Parece raro parece empezar una reflexión con el título de “Las comunicaciones en redes sociales” con una cita sobre lo conocido y lo desconocido. Pero hay una relación. Internet nos ha traído una época en que las comunicaciones están al alcance de la mano. Es habitual hablar con la gente a través del correo, de las redes sociales o de las aplicaciones de nuestros teléfonos móviles.

De hecho dicen que las redes sociales y las aplicaciones de comunicación móvil nos han facilitado la comunicación enormemente, que han ampliado nuestros horizontes sociales, que nos han llevado a un mundo súper conectado. Estaría ciego si lo negase. La gente usa estas aplicaciones en casa, por la calle, en el trabajo, en los bares. No es raro ver a gente hablando a través de sus dispositivos incluso estando otra gente presente.

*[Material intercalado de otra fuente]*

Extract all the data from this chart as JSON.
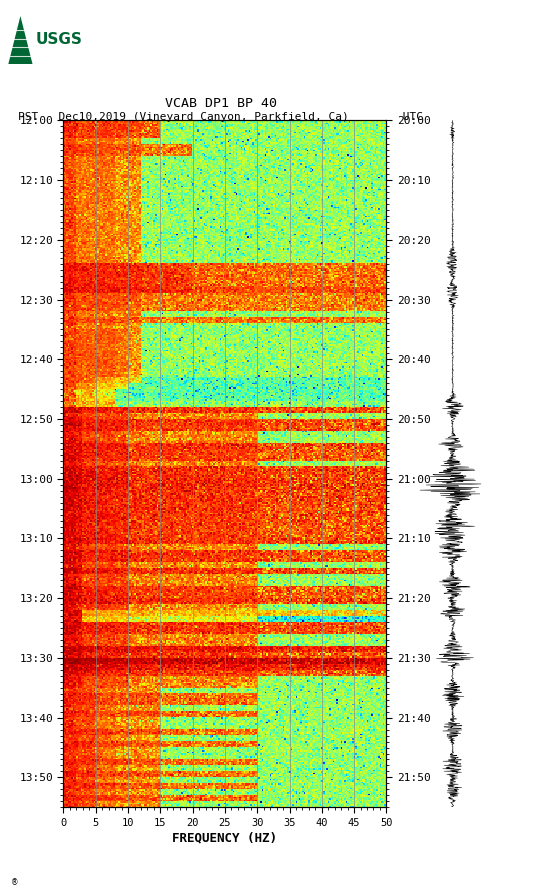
{
  "title_line1": "VCAB DP1 BP 40",
  "title_line2": "PST   Dec10,2019 (Vineyard Canyon, Parkfield, Ca)        UTC",
  "xlabel": "FREQUENCY (HZ)",
  "freq_min": 0,
  "freq_max": 50,
  "left_tick_labels": [
    "12:00",
    "12:10",
    "12:20",
    "12:30",
    "12:40",
    "12:50",
    "13:00",
    "13:10",
    "13:20",
    "13:30",
    "13:40",
    "13:50"
  ],
  "right_tick_labels": [
    "20:00",
    "20:10",
    "20:20",
    "20:30",
    "20:40",
    "20:50",
    "21:00",
    "21:10",
    "21:20",
    "21:30",
    "21:40",
    "21:50"
  ],
  "tick_minutes": [
    0,
    10,
    20,
    30,
    40,
    50,
    60,
    70,
    80,
    90,
    100,
    110
  ],
  "total_minutes": 115,
  "freq_gridlines": [
    5,
    10,
    15,
    20,
    25,
    30,
    35,
    40,
    45
  ],
  "xticks": [
    0,
    5,
    10,
    15,
    20,
    25,
    30,
    35,
    40,
    45,
    50
  ],
  "background_color": "#ffffff",
  "grid_color": "#808080",
  "usgs_green": "#006633",
  "fig_width": 5.52,
  "fig_height": 8.92
}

Dicen que las nuevas tecnologías han abierto nuevos horizontes, que nos hemos convertido en seres más sociales, más abiertos. En eso discrepo. Las nuevas tecnologías, las redes sociales y las aplicaciones nos han aislado del mundo, de la sociedad. No en el sentido más extremo por supuesto, pero si en cierta manera.

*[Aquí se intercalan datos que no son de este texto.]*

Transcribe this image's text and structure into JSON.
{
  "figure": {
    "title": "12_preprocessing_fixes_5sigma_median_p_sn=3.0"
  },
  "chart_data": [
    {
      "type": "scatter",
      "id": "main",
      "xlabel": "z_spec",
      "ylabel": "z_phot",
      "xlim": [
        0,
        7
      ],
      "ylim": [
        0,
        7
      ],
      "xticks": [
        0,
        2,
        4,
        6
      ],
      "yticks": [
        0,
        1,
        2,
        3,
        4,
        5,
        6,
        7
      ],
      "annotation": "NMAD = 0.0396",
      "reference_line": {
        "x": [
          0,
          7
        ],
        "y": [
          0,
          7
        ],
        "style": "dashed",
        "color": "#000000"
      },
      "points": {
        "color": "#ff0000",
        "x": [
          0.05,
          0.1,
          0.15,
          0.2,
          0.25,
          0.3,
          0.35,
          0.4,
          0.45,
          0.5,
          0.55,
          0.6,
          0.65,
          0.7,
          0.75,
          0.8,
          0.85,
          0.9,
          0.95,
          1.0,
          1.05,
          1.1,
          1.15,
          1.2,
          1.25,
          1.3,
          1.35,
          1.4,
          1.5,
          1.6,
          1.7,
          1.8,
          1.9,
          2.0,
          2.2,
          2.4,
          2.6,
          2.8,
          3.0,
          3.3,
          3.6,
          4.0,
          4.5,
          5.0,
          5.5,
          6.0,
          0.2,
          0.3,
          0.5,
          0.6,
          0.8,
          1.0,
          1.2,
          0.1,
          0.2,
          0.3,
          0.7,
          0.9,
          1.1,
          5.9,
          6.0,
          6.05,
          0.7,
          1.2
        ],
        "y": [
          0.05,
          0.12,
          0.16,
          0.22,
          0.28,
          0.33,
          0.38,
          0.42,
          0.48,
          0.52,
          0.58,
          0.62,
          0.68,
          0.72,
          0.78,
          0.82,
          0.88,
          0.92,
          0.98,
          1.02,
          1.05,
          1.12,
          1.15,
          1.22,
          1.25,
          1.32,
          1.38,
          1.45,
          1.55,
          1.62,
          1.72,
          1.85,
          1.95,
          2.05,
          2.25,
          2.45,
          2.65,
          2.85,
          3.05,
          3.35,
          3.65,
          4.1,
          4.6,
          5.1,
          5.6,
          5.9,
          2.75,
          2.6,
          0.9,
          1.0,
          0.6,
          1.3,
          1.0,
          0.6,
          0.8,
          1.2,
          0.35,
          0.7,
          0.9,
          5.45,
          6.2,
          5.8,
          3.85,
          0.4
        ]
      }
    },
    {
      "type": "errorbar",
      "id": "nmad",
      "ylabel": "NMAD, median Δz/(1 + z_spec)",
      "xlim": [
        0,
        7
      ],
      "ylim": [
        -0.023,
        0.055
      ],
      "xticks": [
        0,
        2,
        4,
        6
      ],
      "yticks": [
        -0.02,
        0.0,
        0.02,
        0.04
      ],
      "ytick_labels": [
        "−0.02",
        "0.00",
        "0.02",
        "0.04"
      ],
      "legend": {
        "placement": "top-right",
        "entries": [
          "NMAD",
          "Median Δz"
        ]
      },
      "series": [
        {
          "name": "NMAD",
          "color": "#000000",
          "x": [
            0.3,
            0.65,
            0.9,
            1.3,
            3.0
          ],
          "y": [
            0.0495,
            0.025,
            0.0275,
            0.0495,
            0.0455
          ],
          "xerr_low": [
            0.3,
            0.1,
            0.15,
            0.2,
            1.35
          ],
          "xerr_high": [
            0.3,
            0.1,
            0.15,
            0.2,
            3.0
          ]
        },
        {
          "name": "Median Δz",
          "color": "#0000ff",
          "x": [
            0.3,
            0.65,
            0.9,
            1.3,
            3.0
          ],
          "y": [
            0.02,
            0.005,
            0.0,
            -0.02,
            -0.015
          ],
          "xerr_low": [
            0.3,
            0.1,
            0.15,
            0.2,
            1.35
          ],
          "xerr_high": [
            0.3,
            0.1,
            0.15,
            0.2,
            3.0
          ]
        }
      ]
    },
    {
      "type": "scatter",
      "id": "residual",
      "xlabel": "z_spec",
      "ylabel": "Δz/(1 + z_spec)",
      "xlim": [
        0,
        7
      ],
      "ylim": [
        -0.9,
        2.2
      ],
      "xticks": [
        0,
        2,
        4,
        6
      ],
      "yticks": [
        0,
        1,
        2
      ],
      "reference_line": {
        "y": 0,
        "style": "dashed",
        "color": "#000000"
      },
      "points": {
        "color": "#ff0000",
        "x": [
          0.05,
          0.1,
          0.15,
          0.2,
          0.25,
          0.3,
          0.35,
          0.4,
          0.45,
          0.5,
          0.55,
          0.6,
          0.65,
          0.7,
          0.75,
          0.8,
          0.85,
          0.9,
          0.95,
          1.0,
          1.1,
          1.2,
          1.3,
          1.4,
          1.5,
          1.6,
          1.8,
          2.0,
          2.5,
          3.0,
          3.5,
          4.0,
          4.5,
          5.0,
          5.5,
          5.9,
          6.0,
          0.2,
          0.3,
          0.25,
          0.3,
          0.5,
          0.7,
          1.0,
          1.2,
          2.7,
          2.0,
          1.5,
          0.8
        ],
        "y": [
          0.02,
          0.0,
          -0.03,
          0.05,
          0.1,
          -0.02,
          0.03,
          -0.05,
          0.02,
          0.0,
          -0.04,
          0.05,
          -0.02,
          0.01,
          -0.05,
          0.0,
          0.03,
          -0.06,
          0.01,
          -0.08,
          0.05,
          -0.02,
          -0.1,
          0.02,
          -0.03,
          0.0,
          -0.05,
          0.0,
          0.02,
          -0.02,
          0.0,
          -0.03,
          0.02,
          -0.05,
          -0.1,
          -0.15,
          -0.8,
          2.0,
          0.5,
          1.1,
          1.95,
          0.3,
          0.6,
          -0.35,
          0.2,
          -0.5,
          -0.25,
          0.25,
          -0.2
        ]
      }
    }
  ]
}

Las redes sociales se adaptan a lo que vemos para ofrecernos información relacionada. Los buscadores adaptan sus respuestas según las que hemos cogido en el pasado. Nuestro historial de conversaciones en cualquier aplicación va dejando cada vez más abajo aquella persona a la que apenas escribimos. Nos está permitido bloquear a gente, incluso borrarla de nuestras vidas en la red. Por supuesto también podemos hacer esto en nuestra vida real, nada nos lo impide. Aún y así esta inteligencia artificial, este mundo creado a partir de nuestras preferencias, crea una burbuja que nos situá en nuestra zona de confort. Vemos cosas que sabemos que nos gustarán, oímos cosas que sabemos que nos gustarán y hablamos con gente con la que ya tenemos confianza. Si una situación nos sobrepasa, podemos sumergirnos en nuestro pequeño mundo de confort. Ese que llevamos en el bolsillo. Si una relación concreta nos asusta podemos lidiar con ella a través de una pantalla. No es malo, pero hay detalles que hablan sin palabras: los silencios, los gestos, las miradas, la postura.

Vivimos en un mundo cada vez más conectado, cada vez más social y que cada vez nos muestra más sólo aquello que queremos, que nos aísla cada vez más en una burbuja donde todas las cosas resultan más o menos confortables. Si nunca salimos por miedo a lo que haya fuera, es como mantenernos con vida pero no vivir.